The Royal Society for the Arts initiated an inquiry into the state of the British company and in a recent report proclaimed the merits of 'the Inclusive Company', which recognises its responsibilities to its staff, its suppliers, its customers and the community, as well as satisfying the needs of its investors. This concept, extensively practised in Japan and the most successful European democracies, is claimed to make good business sense while promoting fairness.

The aspirations of the Social Chapter of the Maastricht Treaty are not dissimilar. Here the priority is to increase job opportunities, but it also seeks to improve hiring and working conditions, promote dialogue between management and workers and investment in training, and attack discrimination. It is sad that a modern British government cannot subscribe to such objectives.

Opponents of the Social Chapter argue that companies should be responsible for minimal social obligations to their staff. If you can successfully exploit people through low wages and lousy working conditions, good luck to you.

Ironically, the resulting abuses have to be ameliorated by the state through the benefits system and the health service, necessitating additional personal taxation - at which point there is an outcry about the excessive costs of social security.

The belief that Britain's economic prosperity should rely on companies that pay low wages and are not committed to improving the skills of staff is surely inappropriate for a developed western democracy.

Most successful companies recognise this and, on their own initiative, pay decent wages, make proper social provisions for staff, do not discriminate and invest heavily in training. The problem is that, compared with other social democracies, Britain is very short of successful companies. Lacking skills and investment, the country cannot compete with its developed competitors and, of course, it is impossible for low-skilled Britain to succeed against the low-cost developing world.

So a sensible government would support the general aims of the Social Chapter and endorse the concept of The Inclusive Company. It would restrain companies from exploiting staff and require them to contribute substantially towards the welfare of their staff, thereby promoting justice and reducing the state's social security burden. It would encourage co-operation with suppliers - many of them small companies - rather than condone the confrontation and exploitation that still prevails. And it would promote a greater link between companies and the communities in which they operate.
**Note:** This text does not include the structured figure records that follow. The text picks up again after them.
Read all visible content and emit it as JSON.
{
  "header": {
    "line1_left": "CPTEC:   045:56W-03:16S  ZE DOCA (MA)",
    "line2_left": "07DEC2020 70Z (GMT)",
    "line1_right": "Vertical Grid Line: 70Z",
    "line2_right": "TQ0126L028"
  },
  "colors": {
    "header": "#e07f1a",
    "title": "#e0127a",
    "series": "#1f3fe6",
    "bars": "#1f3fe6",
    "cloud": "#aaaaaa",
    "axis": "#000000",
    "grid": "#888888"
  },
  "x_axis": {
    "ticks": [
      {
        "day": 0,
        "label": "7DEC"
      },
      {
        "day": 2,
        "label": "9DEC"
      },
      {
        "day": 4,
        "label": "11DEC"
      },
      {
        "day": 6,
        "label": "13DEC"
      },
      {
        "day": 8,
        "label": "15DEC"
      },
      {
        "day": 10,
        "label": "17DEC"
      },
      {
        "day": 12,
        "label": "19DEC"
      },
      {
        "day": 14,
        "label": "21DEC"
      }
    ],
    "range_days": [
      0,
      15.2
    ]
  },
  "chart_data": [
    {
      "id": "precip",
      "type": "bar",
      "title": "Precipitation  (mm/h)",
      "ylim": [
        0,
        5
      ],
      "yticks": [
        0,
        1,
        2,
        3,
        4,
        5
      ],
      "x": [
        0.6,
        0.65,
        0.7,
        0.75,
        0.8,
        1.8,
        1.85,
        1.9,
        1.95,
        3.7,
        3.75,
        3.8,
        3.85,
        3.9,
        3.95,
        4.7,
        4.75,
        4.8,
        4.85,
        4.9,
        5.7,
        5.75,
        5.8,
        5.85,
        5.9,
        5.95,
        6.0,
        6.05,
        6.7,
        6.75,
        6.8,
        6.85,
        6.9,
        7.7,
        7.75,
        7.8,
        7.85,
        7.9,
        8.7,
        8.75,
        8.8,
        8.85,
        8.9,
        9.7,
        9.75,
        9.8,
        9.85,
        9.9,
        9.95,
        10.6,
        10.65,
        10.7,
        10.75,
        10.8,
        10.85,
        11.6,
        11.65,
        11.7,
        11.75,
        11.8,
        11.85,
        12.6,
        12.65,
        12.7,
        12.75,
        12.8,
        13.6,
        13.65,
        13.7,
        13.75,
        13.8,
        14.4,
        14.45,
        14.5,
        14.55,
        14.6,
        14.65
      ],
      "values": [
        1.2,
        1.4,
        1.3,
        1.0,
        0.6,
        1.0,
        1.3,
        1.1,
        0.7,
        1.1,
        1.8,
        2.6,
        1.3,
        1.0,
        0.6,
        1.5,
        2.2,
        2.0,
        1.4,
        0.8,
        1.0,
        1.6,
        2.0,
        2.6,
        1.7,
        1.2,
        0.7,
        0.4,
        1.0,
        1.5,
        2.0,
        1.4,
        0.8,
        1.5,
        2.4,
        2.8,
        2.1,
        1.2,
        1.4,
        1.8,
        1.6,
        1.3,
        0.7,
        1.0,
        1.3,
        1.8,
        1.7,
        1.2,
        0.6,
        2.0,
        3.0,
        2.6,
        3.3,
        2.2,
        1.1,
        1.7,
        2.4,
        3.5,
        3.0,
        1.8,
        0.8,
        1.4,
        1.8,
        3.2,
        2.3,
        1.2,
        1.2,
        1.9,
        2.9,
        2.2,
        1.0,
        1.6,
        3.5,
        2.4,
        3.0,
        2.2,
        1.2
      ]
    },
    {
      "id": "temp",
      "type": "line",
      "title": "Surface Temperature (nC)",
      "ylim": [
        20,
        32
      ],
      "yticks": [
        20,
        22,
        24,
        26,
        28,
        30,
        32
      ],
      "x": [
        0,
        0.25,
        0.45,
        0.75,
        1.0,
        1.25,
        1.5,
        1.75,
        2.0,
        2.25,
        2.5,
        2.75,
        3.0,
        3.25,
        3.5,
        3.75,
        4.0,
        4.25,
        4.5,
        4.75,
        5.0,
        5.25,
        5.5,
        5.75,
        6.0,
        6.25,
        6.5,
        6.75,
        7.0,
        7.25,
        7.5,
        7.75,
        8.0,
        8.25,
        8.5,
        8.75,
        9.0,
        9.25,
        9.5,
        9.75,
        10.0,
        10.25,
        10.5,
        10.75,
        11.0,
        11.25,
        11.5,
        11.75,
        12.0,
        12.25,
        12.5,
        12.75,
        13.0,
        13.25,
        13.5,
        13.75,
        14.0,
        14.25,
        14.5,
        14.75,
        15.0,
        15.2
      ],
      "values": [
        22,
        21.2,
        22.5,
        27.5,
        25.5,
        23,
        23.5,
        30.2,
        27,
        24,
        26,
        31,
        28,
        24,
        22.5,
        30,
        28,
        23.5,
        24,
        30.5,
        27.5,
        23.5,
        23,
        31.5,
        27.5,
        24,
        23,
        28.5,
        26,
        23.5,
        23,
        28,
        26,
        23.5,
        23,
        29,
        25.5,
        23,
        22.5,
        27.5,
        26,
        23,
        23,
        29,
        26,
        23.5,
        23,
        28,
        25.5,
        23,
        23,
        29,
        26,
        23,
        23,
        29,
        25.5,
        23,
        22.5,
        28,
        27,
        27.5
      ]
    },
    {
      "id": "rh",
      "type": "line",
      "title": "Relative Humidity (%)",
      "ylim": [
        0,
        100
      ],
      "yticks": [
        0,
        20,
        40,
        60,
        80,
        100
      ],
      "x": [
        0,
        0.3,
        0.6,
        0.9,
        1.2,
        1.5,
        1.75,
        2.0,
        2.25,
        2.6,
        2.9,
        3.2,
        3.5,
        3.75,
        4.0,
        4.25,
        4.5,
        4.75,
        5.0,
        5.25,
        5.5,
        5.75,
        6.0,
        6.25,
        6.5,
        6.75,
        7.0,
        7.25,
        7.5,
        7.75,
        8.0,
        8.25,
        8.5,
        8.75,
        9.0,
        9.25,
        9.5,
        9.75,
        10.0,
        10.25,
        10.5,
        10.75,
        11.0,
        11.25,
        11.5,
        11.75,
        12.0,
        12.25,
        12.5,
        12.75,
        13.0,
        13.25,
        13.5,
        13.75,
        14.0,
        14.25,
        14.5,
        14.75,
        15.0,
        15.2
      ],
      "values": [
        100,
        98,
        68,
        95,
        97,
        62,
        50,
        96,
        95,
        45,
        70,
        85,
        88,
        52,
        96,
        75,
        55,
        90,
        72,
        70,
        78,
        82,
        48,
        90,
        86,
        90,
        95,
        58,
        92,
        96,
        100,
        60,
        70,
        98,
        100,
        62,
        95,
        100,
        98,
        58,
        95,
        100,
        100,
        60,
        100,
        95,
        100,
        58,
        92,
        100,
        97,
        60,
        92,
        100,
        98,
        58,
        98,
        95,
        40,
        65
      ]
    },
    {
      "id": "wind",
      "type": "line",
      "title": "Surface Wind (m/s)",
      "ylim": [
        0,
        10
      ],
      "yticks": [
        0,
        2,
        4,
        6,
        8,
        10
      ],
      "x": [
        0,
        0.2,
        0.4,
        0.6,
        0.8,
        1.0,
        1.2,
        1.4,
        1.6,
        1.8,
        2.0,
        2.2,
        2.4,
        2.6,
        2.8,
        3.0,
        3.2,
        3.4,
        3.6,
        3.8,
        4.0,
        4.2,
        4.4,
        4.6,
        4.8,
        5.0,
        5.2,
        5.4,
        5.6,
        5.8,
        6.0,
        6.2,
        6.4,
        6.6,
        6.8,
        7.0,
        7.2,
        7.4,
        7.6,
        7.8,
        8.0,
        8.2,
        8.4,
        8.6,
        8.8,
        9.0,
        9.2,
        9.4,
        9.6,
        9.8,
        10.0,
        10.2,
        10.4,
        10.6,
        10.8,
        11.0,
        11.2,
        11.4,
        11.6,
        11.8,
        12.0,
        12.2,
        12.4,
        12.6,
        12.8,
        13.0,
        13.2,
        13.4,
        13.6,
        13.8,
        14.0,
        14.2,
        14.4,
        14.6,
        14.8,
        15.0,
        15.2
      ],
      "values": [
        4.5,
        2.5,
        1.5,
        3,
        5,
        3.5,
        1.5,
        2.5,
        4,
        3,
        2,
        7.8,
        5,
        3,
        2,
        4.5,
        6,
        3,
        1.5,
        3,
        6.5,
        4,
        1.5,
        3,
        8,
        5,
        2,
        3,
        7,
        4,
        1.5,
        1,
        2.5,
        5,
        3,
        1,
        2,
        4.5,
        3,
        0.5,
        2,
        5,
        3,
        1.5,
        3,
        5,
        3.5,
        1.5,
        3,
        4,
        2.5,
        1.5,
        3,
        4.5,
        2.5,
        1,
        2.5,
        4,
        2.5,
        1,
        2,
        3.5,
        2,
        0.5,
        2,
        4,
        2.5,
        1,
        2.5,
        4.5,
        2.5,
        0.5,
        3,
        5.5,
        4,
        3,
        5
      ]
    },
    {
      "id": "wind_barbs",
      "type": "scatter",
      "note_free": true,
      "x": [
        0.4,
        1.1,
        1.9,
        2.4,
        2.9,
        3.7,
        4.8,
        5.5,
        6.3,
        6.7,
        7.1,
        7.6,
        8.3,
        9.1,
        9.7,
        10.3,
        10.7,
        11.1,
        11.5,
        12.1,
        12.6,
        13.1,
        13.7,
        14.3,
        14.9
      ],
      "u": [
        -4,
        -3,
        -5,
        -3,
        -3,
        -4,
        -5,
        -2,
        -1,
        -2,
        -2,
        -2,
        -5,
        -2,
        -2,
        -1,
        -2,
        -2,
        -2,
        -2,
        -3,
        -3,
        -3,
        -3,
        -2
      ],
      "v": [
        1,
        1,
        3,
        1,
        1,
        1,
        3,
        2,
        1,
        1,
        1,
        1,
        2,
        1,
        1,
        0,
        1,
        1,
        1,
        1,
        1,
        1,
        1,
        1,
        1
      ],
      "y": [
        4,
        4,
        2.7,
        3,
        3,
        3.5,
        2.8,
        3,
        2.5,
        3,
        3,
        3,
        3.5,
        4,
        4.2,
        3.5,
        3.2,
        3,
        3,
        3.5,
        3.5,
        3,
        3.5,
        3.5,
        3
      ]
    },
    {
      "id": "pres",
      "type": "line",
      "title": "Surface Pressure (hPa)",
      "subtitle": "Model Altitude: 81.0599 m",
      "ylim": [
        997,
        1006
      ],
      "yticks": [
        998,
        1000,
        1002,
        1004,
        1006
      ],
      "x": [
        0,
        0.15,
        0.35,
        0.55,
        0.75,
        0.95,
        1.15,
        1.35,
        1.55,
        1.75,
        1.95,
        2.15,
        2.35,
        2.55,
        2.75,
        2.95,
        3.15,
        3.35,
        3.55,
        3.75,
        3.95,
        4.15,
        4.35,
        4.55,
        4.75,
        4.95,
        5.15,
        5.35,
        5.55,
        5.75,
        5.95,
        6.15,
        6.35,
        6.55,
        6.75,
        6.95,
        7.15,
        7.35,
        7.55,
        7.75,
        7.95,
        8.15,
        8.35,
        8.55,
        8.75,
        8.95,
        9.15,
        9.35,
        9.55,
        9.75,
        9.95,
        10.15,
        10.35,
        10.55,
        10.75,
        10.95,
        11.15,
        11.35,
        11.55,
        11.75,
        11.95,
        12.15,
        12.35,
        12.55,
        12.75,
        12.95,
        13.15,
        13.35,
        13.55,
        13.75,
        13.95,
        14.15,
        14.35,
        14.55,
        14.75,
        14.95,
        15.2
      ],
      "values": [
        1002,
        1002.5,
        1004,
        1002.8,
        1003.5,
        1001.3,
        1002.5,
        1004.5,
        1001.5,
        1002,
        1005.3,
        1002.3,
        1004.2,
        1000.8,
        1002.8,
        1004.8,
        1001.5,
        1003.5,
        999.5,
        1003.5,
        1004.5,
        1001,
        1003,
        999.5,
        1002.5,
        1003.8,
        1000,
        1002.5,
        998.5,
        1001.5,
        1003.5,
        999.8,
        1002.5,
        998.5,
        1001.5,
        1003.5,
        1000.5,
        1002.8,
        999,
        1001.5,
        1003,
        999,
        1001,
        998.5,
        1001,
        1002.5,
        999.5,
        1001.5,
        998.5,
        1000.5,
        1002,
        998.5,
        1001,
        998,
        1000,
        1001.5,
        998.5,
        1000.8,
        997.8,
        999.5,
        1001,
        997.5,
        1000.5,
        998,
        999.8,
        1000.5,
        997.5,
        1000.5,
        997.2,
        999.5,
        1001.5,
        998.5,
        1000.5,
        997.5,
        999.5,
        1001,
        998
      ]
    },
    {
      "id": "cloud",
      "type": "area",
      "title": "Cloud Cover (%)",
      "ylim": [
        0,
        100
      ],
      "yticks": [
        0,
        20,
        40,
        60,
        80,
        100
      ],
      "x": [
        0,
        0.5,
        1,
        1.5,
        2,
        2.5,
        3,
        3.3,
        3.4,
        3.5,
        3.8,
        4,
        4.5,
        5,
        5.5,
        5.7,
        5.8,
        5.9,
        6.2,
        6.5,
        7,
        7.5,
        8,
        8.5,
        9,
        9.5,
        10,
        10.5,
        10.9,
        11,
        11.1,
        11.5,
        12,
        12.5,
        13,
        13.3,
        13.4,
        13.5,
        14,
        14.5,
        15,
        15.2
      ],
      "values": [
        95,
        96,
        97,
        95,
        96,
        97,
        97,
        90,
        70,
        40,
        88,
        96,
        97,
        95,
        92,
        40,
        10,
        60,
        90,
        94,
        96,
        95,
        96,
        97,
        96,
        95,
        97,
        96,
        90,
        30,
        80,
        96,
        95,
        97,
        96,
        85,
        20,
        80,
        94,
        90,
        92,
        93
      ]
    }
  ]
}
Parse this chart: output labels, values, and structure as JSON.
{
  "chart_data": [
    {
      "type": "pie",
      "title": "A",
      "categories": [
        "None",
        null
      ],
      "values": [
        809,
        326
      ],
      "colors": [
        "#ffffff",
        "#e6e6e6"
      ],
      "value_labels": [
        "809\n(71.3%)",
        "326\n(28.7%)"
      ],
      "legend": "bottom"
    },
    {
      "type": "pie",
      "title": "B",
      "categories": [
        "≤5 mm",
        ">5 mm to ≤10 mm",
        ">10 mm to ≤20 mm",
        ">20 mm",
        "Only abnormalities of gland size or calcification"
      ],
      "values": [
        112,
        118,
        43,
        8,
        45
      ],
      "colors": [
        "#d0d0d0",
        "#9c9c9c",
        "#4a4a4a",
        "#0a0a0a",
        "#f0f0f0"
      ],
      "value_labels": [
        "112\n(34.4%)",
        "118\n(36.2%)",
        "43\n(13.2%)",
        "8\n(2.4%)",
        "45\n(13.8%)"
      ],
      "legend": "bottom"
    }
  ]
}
German companies have been required to assume extensive social and educational responsibility for their staff since the days of Bismarck. Japanese companies thrive on close alliances with their suppliers. In America, large companies closely identify with the cities in which they are based. This is in sharp contrast to Britain where the majority of large companies choose to locate their headquarters in faceless, overcrowded London, denying themselves any sense of community.

The western world is undergoing a jobs revolution, where technology and social change are reducing the need for unskilled work, and full-time male employees are being replaced by part-time women workers. Institutions and labour laws must recognise these changes and adjust to them. But government must also ensure that the less-structured, small, service companies do not abuse both their staff and the state's benefit system just because the supply of unskilled labour exceeds demand.

Unfettered liberal capitalism only respects the demands of the market. The deregulated British stock market, putting a greater emphasis on dividends rather than reinvestment, and preferring the rewards of takeover speculation as opposed to long-term investment in new products and technology, distorts the thinking of too many British company boardrooms.

Supported by government action - in areas such as income tax distortions and incentives, takeover regulations, and the promotion of good business principles - companies should realise that if the needs of customers, staff, suppliers and communities are satisfied, then the investors are also bound to prosper. To promote investors' needs alone, or in preference to other stakeholders, is bad business strategy and bad for the cause of fair play and social justice.